# Interesting old photographs



## jaigee (Feb 8, 2006)

At the moment the BBC web site has a series of old photographs of British ports.
Go to the following page and click on the box entitled: *"In pictures - The final port of call for British docks"*.

*http://newsvote.bbc.co.uk/1/hi/in_pictures/default.stm*

I like no.11, they must have been a 'tug of war' team in their spare time! (*))

Unfortunately, these photographs are no longer on the BBC site.


----------



## non descript (Nov 18, 2005)

Jaigee thanks for this and looking at No 4 it would seem that the mule has noticed the destination and has also heard of the many things that make Chinese Cuisine unique (*))


----------



## jaigee (Feb 8, 2006)

Tonga said:


> Jaigee thanks for this and looking at No 4 it would seem that the mule has noticed the destination and has also heard of the many things that make Chinese Cuisine unique (*))
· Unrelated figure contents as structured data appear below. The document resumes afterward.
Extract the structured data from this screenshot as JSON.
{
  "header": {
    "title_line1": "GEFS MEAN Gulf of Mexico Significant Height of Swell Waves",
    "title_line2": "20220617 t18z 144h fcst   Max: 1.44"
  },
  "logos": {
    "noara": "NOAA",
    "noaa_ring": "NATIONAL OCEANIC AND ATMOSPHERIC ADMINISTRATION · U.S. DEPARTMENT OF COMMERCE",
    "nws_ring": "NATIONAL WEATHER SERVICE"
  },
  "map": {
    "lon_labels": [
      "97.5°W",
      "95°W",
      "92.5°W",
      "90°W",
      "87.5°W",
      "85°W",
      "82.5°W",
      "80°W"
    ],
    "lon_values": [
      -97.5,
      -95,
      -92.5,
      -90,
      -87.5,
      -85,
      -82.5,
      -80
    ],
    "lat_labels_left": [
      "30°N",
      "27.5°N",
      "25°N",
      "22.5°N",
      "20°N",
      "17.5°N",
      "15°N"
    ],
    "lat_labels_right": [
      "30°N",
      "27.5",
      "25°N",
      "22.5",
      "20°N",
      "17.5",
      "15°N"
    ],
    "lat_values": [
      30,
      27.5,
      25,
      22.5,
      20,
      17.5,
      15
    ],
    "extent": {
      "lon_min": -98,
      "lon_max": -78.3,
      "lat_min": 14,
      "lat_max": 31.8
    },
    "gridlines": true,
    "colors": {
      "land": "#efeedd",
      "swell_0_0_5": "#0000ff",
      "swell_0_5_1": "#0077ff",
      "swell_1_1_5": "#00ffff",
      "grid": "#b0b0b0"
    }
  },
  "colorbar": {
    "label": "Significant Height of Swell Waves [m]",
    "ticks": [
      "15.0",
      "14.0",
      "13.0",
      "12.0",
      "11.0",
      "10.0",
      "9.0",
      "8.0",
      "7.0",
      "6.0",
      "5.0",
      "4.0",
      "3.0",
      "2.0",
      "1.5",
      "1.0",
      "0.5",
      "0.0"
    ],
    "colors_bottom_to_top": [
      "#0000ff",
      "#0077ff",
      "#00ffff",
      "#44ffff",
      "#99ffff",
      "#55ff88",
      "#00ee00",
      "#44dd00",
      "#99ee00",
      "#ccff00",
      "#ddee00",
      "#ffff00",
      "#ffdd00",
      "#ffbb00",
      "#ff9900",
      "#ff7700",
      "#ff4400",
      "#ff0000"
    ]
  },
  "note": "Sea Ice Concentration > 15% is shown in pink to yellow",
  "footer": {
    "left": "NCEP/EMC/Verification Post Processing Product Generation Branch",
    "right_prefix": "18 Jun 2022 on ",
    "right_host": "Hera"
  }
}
Also, not many tears around in no.12. The girls appear as if they are looking forward to the next month or so, and the blokes don't seem that unhappy either!

Perhaps we could have caption competitions for nos.4,7 & 9-12


----------



## trotterdotpom (Apr 29, 2005)

What else are they going to sell off?

Great photos, Jaigee. I especially liked the misty Grimsby fishdock - those 'lumpers' were still wearing wooden clogs in the '60s!

Captions: No. 4: The Mule saying: "Don't stop now, just change hands!"

No. 7: The man in the background saying: "Are they two mermaids or is it just a fluke?"

No. 9: The soldier hanging out of the porthole saying: "The Bugis Street Kai Tais could show you a thing or two, Jock!"

No.12: A few cracks came to mind but thought better of it - let's hope it ended as well as it started for the four of them.

John T.


----------



## Jan Hendrik (Feb 14, 2005)

Grandfather, ....I finally found your car. (no 8)


----------



## Harry Nicholson (Oct 11, 2005)

Great. The anchor of Berengaria took me back. In the early 60's there was a barbers in West Hartlepool with beautiful barbers chairs, black leather, chrome and ceramic, with hydraulic elevating gear. On the back of each of the three chairs it had "RMS Berengaria".


----------



## bob johnston (Oct 4, 2005)

jaigee said:


> At the moment the BBC web site has a series of old photographs of British ports.
> Go to the following page and click on the box entitled: *"In pictures - The final port of call for British docks"*.
> 
> *http://newsvote.bbc.co.uk/1/hi/in_pictures/default.stm*
> ...


It was a great to see the pictures of some of those ports .


Thanks Bob (Sydney )


----------



## Tony G (Jun 12, 2006)

Thanks for the post some very interesting pics
Regards Tony (Thumb)


----------



## jaigee (Feb 8, 2006)

Unfortunately, these photographs are no longer on the BBC site.


----------